As weaning begins, the mother may get up and walk away from her pups as they try to nurse, or she may growl and snap at them. Puppies will encounter vocal threats, nipping and pawing from the mother when she wants to be left alone or if they are misbehaving. This is the puppies’ first exposure to learning communication with other dogs.

Interestingly, the severity of the mother’s behavior has been found to play a direct role on the puppy’s behavior when interacting with humans. Although the dog’s mind can be quite malleable, critical periods such as this can affect long-term behavior.

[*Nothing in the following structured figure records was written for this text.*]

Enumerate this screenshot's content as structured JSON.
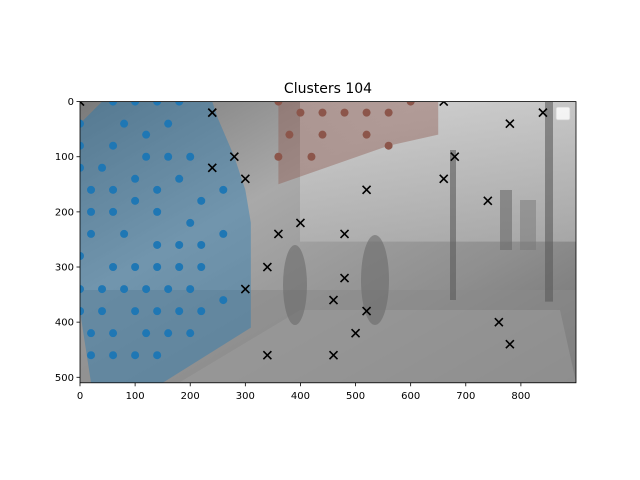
{
  "chart_data": {
    "type": "scatter",
    "title": "Clusters 104",
    "xlabel": "",
    "ylabel": "",
    "xlim": [
      0,
      900
    ],
    "ylim": [
      510,
      0
    ],
    "x_ticks": [
      0,
      100,
      200,
      300,
      400,
      500,
      600,
      700,
      800
    ],
    "y_ticks": [
      0,
      100,
      200,
      300,
      400,
      500
    ],
    "grid": false,
    "legend": {
      "placement": "top-right",
      "entries": [
        ""
      ]
    },
    "background": "grayscale street-scene photo with pedestrians crossing",
    "colors": {
      "cluster_blue": "#1f77b4",
      "cluster_brown": "#8c564b",
      "outlier": "#000000"
    },
    "clusters": [
      {
        "color": "#1f77b4",
        "hull": [
          [
            0,
            40
          ],
          [
            40,
            0
          ],
          [
            240,
            0
          ],
          [
            250,
            30
          ],
          [
            280,
            100
          ],
          [
            300,
            160
          ],
          [
            310,
            220
          ],
          [
            310,
            410
          ],
          [
            150,
            510
          ],
          [
            20,
            510
          ],
          [
            0,
            380
          ]
        ],
        "points": [
          [
            0,
            40
          ],
          [
            0,
            80
          ],
          [
            0,
            120
          ],
          [
            0,
            280
          ],
          [
            0,
            340
          ],
          [
            0,
            380
          ],
          [
            60,
            0
          ],
          [
            100,
            0
          ],
          [
            140,
            0
          ],
          [
            180,
            0
          ],
          [
            80,
            40
          ],
          [
            160,
            40
          ],
          [
            120,
            60
          ],
          [
            60,
            80
          ],
          [
            120,
            100
          ],
          [
            160,
            100
          ],
          [
            200,
            100
          ],
          [
            40,
            120
          ],
          [
            100,
            140
          ],
          [
            180,
            140
          ],
          [
            20,
            160
          ],
          [
            60,
            160
          ],
          [
            140,
            160
          ],
          [
            260,
            160
          ],
          [
            100,
            180
          ],
          [
            220,
            180
          ],
          [
            20,
            200
          ],
          [
            60,
            200
          ],
          [
            140,
            200
          ],
          [
            200,
            220
          ],
          [
            20,
            240
          ],
          [
            80,
            240
          ],
          [
            260,
            240
          ],
          [
            140,
            260
          ],
          [
            180,
            260
          ],
          [
            220,
            260
          ],
          [
            60,
            300
          ],
          [
            100,
            300
          ],
          [
            140,
            300
          ],
          [
            180,
            300
          ],
          [
            220,
            300
          ],
          [
            40,
            340
          ],
          [
            80,
            340
          ],
          [
            120,
            340
          ],
          [
            160,
            340
          ],
          [
            200,
            340
          ],
          [
            260,
            360
          ],
          [
            0,
            380
          ],
          [
            40,
            380
          ],
          [
            100,
            380
          ],
          [
            140,
            380
          ],
          [
            180,
            380
          ],
          [
            220,
            380
          ],
          [
            20,
            420
          ],
          [
            60,
            420
          ],
          [
            120,
            420
          ],
          [
            160,
            420
          ],
          [
            200,
            420
          ],
          [
            20,
            460
          ],
          [
            60,
            460
          ],
          [
            100,
            460
          ],
          [
            140,
            460
          ]
        ]
      },
      {
        "color": "#8c564b",
        "hull": [
          [
            360,
            0
          ],
          [
            650,
            0
          ],
          [
            650,
            60
          ],
          [
            560,
            80
          ],
          [
            360,
            150
          ]
        ],
        "points": [
          [
            360,
            0
          ],
          [
            600,
            0
          ],
          [
            400,
            20
          ],
          [
            440,
            20
          ],
          [
            480,
            20
          ],
          [
            520,
            20
          ],
          [
            560,
            20
          ],
          [
            380,
            60
          ],
          [
            440,
            60
          ],
          [
            520,
            60
          ],
          [
            560,
            80
          ],
          [
            360,
            100
          ],
          [
            420,
            100
          ]
        ]
      }
    ],
    "outliers": [
      [
        0,
        0
      ],
      [
        660,
        0
      ],
      [
        240,
        20
      ],
      [
        840,
        20
      ],
      [
        780,
        40
      ],
      [
        280,
        100
      ],
      [
        680,
        100
      ],
      [
        240,
        120
      ],
      [
        300,
        140
      ],
      [
        660,
        140
      ],
      [
        520,
        160
      ],
      [
        740,
        180
      ],
      [
        400,
        220
      ],
      [
        360,
        240
      ],
      [
        480,
        240
      ],
      [
        340,
        300
      ],
      [
        480,
        320
      ],
      [
        300,
        340
      ],
      [
        460,
        360
      ],
      [
        520,
        380
      ],
      [
        760,
        400
      ],
      [
        500,
        420
      ],
      [
        780,
        440
      ],
      [
        340,
        460
      ],
      [
        460,
        460
      ]
    ]
  }
}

Playing with littermates provides another arena of learning. As with human children, play teaches a puppy certain social skills they will need as adults: communication, improved coordination and problem solving. Getting along with others, dominance, submission, and bite inhibition are other important lessons learned from play. Bite inhibition is learned when a puppy discovers that if it bites too hard a strange response is elicited from its playmate, a loud high-pitched yelp, “Ouch! You hurt me!” The biter is so startled it immediately lets go. This gives the bitten dog a chance to either walk away or continue playing. The biter learns that if the game is to continue, his bites must be softer. An inkling of social structure also becomes apparent to the puppy during play. Some dogs will naturally be more dominant, others more submissive. Puppies learn how to read and respond to these traits during play and use those lessons when unfamiliar dogs or humans are encountered in the future.

By the time the puppy is taken from the litter to live with its human pack, responses and behaviors, innate and or learned, are becoming hard wired into their brains.